Grace



The Lucille Lortel Theatre, off-Broadway on Christopher Street in the West Village, is not where you will generally see the likes of Lynn Redgrave where she plays the lead in Grace.


Grace is the atheist wife of a live-and-let-live nominally Jewish husband and the mother of Tony who goes diametrically opposite his atheist mother and intends to become an Episcopalian priest.  The play, though unnecessarily complex and awkwardly staged, does highlight the major arguments about religion and parent-child relationships.  We don’t really get why Tony, energetically played by Oscar Isaac, goes in this direction, or if it is in reaction to his mother’s overbearing personality, but he pleads adamantly with Grace to accept his life’s choice.  A smart young man, he admits there is no way to prove the existence of god and that science has no answers, but he says that it is a feeling which can not be denied.  Fine, we get it.  God is a feeling.  If he or she exists in your consciousness then he or she is real for you.   


In that sense Tony, his father, well-played by Philip Goodwin, is in the zone.  His connection with Judaism is tenuous as it is with most American Jews, but it is OK with him if Tom becomes a priest as long as it makes him happy.


Complicating this is the presence of Ruth, Tony’s girlfriend, played by the fetching K.K. Moggie who announces that she is pregnant.  So of course Tony can’t become a Catholic priest, which I am guessing he would have done if not for this complication.  He wants Ruth to become his wife.  Thank goodness for choices in the religion you adopt.  But Ruth wants affirmation that Tony will love him more than god and Tony wants to know if she will love him even though he wants to become a priest which goes against her sensibilities.
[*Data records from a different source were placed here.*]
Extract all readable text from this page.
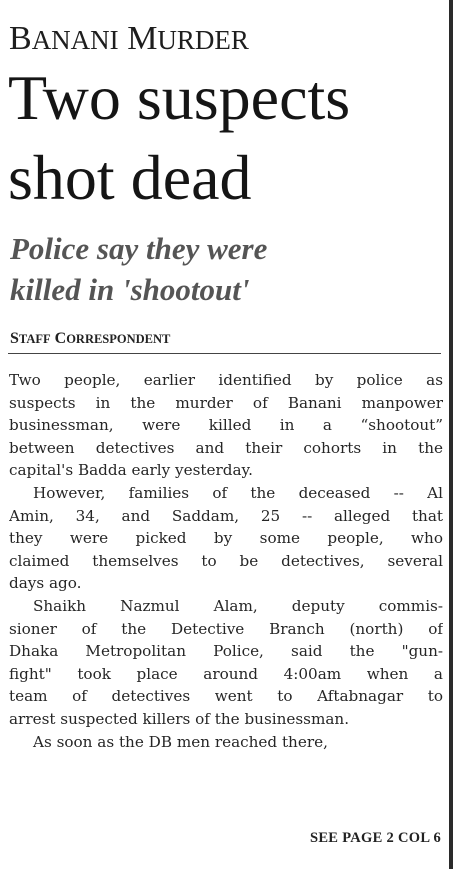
BANANI MURDER
Two suspects
shot dead
Police say they were
killed in 'shootout'
STAFF CORRESPONDENT

Two people, earlier identified by police as
suspects in the murder of Banani manpower
businessman, were killed in a “shootout”
between detectives and their cohorts in the
capital's Badda early yesterday.

However, families of the deceased -- Al
Amin, 34, and Saddam, 25 -- alleged that
they were picked by some people, who
claimed themselves to be detectives, several
days ago.

Shaikh Nazmul Alam, deputy commis-
sioner of the Detective Branch (north) of
Dhaka Metropolitan Police, said the "gun-
fight" took place around 4:00am when a
team of detectives went to Aftabnagar to
arrest suspected killers of the businessman.

As soon as the DB men reached there,

SEE PAGE 2 COL 6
The play’s strength is that it looks at religion through a critical lens and dissects it for us to see.  The believer vs. atheist conflict can never be resolved short of a second coming, but the hypocrisies inherent in religion can be exposed.  While stopping short of condemning Islam, the play does denounce terrorism in no uncertain terms.  Religious fanatics have no right to take innocent lives.  I think all of us who are not radical muslims believe that.


The device used by Grace to search her soul is a silly, pseudo-scientific machine which tunes her brain to the frequency of a believer.  Neither the machine nor their discourse helps her to understand her boy, but the point becomes moot when tragedy takes him and all grieve at the loss no matter their point of view. 


Lynn Redgrave moves seamlessly from funny to ironic to tragic.  It is a master class in acting.  Few can hold a candle to her.